I don’t know how widespread the Little Caesar’s Pizza chain is, but they do a similar deal. The have (really good) breadsticks called Crazy Bread. They’re bathed in butter and sprinkled with plenty of mozzerella (sp?), so I like to eat them as they are. They have “crazy sauce” which is just pizza sauce, and I don’t really need it. If you get just the sticks, it’s one price, but if you get the “special”, which is sticks+sauce, it’s like 30 cents cheaper. And they WILL NOT just keep the sauce, the guy says he’ll get in trouble if he doesn’t give it to me. This is so stupid. I’ve even tried taking it directly out of their hands and throwing it away right in front of them, but they don’t care. The next time (they knew me there) they would still insist I take it. I eventually stopped going there.
The Barbie Liberation Organization does something similar. They buy talking Barbie dolls and talking GI Joe dolls, switch the voice boxes on them, repackage everything and then slip them back on to store shelves. According to the program I saw on this, all perfectly legal. Mattel, however, is none too happy about it, of course, and it seems that the altered dolls have become quite the collectors item. (There was even a bit on these on an episode of The Simpsons wherein one of the girls at school gets a Malibu Stacey doll that says, “Did somebody put in a call for the webslinger?” in a masculine voice.)
They can’t be that much of a collector’s item - You could just buy one of each, switch the voiceboxes yourself, and voila. If you could actually sell them for much more than retail I would be surprised.
It makes sense that a combo meal of say 3 items is cheaper than the 3 items seperately. What doesn’t make sense it when it’s cheaper than 2 of the items. This happened to me to at Wendy’s. I didn’t want the fries, so I just ordered the Double & a soda. It was about 25 cents more than the combo. So I cancelled the order and got the combo.

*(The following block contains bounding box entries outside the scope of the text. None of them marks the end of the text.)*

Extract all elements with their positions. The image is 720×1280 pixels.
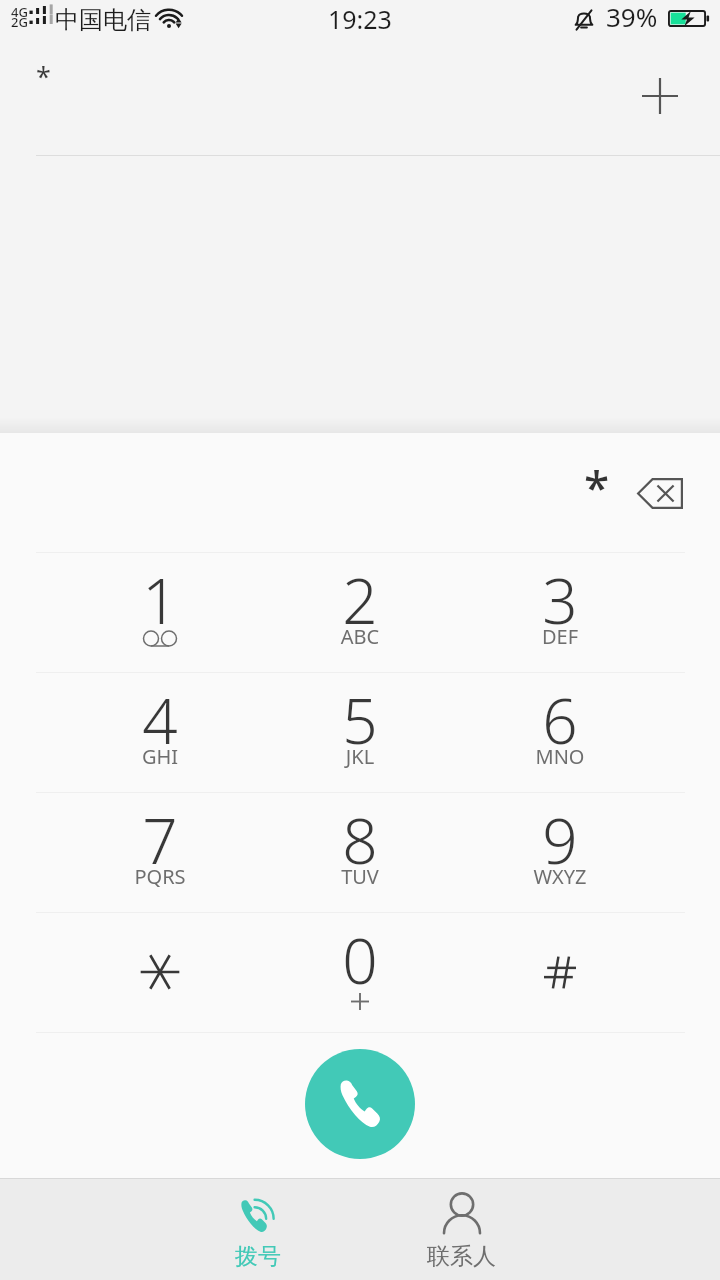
button[interactable]: 4 — [60, 672, 260, 792]
button[interactable]: Add contact — [630, 66, 690, 126]
staticText: 4 — [60, 678, 260, 762]
staticText: ABC — [260, 623, 460, 650]
staticText: PQRS — [60, 863, 260, 890]
staticText: 4G — [11, 3, 28, 19]
staticText: 2G — [11, 13, 28, 29]
staticText: TUV — [260, 863, 460, 890]
staticText: 5 — [260, 678, 460, 762]
staticText: JKL — [260, 743, 460, 770]
staticText: GHI — [60, 743, 260, 770]
staticText: DEF — [460, 623, 660, 650]
button[interactable]: 0 — [260, 912, 460, 1032]
staticText: 8 — [260, 798, 460, 882]
staticText: * — [36, 58, 51, 95]
button[interactable]: 联系人 — [391, 1192, 531, 1280]
button[interactable]: Backspace — [627, 460, 693, 526]
staticText: 6 — [460, 678, 660, 762]
staticText: WXYZ — [460, 863, 660, 890]
button[interactable]: 1 — [60, 552, 260, 672]
staticText: 3 — [460, 558, 660, 642]
button[interactable]: 2 — [260, 552, 460, 672]
staticText: 1 — [60, 558, 260, 642]
button[interactable]: 7 — [60, 792, 260, 912]
button[interactable]: 9 — [460, 792, 660, 912]
button[interactable]: 8 — [260, 792, 460, 912]
button[interactable]: 6 — [460, 672, 660, 792]
button[interactable]: Call — [305, 1049, 415, 1159]
button[interactable]: 3 — [460, 552, 660, 672]
staticText: 中国电信 — [55, 5, 151, 35]
staticText: MNO — [460, 743, 660, 770]
staticText: 联系人 — [427, 1242, 496, 1271]
staticText: 7 — [60, 798, 260, 882]
button[interactable]: 拨号 — [188, 1192, 328, 1280]
staticText: 2 — [260, 558, 460, 642]
button[interactable] — [460, 912, 660, 1032]
staticText: 0 — [260, 918, 460, 1002]
button[interactable]: 5 — [260, 672, 460, 792]
staticText: 39% — [606, 0, 658, 34]
staticText: * — [584, 455, 610, 518]
button[interactable] — [60, 912, 260, 1032]
staticText: 19:23 — [328, 2, 392, 36]
staticText: 拨号 — [235, 1242, 281, 1271]
staticText: 9 — [460, 798, 660, 882]
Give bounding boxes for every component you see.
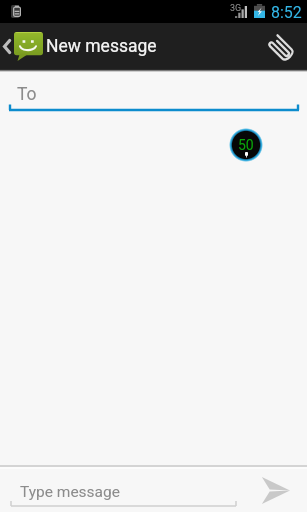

Well, I don’t know much about it (not being interested in collecting dolls and all), but apparently, what happens is that some average schmoe gets the doll, thinks its defective, returns it to the store, and the doll gets sent back to the folks at Mattel, so there’s not too many of them in circulation. I think that the BLO folks also put something into the package so that folks know (assuming they’re smart enough to dig through the tons of packaging material that comes with everything these days) that they altered the doll. This site has a copy of one of their flyers in a PDF format. Apparently, BLO doesn’t have a website. (Strange, since is was started by a bunch of college folks with an obviously twisted sense of humor.)